Sound economic argument no doubt, but most consumers have refused to be swayed. For instance, a banker at United Bank for Africa (UBA) in Malam Aminu Kano International Airport (MAKIA), Kano, Mr Oluwole Johnson, kicked his heels in, insisting that “The hardship caused by the increases will affect a lot of people especially those who earn a low income.”
A printer at Beirut road, Kano, Mr. Jilani Usman, corroborated the claim, saying that the hike in tariff should have been delayed till 2021. “The whole thing is wrongly timed because the entire world is just recovering from the COVID-19 blow. Many businesses were shut and so many suffered huge losses.
“So how can you increase tariff now when businesses are just trying to pick up, I think it will only lead to massive inflation,” Usman said.
Labour, civil society spoils for war
Eighty workers’ unions and civil society groups under the umbrella of Alliance on Surviving COVID-19 and Beyond (ASCAB) are said to have concluded arrangements to stage protests across the country this week. They will be protesting against the recent increase in electricity tariff and the petrol price.
Speaking on the planned strike, Femi Falana, a Senior Advocate of Nigeria (SAN), described the hike in electricity tariff and fuel price as an anti-people development. “Other nations are giving cash to their citizens, cancelling rents, but Nigeria is imposing taxes and all other levies on its citizens. We will fight against it,” he said.

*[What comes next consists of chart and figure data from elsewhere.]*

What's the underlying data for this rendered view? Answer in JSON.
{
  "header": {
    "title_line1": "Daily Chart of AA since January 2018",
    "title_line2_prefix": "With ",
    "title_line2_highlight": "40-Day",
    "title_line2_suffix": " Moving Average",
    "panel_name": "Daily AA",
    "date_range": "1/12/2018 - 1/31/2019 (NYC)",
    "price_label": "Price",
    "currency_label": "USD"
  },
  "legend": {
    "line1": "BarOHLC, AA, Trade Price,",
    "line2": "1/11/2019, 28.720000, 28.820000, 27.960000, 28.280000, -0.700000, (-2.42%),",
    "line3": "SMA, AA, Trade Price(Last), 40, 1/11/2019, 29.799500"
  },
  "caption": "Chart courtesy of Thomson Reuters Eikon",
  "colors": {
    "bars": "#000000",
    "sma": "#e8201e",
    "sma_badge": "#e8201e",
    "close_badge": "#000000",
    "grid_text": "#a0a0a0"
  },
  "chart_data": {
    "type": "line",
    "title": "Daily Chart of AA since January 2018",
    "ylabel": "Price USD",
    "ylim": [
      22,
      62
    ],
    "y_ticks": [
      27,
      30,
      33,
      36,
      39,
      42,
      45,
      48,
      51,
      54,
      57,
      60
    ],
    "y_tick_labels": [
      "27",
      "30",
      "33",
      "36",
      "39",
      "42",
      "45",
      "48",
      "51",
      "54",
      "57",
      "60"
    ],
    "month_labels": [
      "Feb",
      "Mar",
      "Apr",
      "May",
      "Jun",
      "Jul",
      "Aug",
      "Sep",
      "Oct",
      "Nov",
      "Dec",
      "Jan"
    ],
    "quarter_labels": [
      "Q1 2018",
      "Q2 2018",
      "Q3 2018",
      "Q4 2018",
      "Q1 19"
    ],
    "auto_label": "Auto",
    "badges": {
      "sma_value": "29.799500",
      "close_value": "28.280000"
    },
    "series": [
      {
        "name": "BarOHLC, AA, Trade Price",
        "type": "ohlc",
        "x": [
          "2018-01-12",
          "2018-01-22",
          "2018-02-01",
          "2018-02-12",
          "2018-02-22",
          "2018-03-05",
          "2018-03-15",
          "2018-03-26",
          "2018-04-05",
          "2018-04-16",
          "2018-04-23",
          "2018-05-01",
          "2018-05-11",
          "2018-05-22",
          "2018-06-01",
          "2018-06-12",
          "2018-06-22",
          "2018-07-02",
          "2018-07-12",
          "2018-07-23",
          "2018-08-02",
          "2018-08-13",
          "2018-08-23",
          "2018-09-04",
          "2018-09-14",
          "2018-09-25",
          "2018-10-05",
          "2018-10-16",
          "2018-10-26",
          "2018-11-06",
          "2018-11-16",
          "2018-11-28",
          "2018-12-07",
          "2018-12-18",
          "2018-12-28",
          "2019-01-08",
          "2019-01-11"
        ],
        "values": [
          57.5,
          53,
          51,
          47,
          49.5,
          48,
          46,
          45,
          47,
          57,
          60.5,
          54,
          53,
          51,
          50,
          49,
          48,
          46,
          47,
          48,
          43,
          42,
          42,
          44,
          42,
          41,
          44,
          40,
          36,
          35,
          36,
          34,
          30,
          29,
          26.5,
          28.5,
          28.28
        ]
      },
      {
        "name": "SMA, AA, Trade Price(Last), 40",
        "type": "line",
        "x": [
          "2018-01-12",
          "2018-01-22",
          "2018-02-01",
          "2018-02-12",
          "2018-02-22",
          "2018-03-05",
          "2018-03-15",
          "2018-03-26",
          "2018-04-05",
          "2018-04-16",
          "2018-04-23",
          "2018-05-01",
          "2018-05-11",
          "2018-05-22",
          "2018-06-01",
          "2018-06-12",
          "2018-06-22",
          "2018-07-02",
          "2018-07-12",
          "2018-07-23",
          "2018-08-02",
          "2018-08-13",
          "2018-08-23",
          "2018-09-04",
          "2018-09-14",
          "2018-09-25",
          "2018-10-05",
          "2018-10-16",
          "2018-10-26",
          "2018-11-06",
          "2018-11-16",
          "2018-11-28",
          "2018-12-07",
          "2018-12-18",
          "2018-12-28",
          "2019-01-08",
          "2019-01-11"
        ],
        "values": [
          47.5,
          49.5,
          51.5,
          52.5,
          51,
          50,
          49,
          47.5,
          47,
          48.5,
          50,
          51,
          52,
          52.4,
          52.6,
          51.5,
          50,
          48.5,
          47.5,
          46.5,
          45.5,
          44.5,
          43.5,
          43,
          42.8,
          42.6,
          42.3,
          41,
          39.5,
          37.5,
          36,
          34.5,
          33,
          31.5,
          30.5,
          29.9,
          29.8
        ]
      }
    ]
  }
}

Nigeria Labour Congress (NLC) President Ayuba Wabba also said the group would mobilise Nigerian workers to protest the hikes. “NLC seriously frowns at, completely condemns and rejects any plan to inflict further pain on Nigerians at this very time of great economic distress,” he said.
The Federal Competition and Consumer Protection Commission (FCCPC) said it has begun an investigation into competition and possible consumer rights violations by DStv, Gotv, and other Pay Tv service providers in the country.
It remains to be seen whether the planned protests by the labour movement and civil society group, as well as inquest by the consumer protection agency, would force the hands of the services providers to reverse the price increase.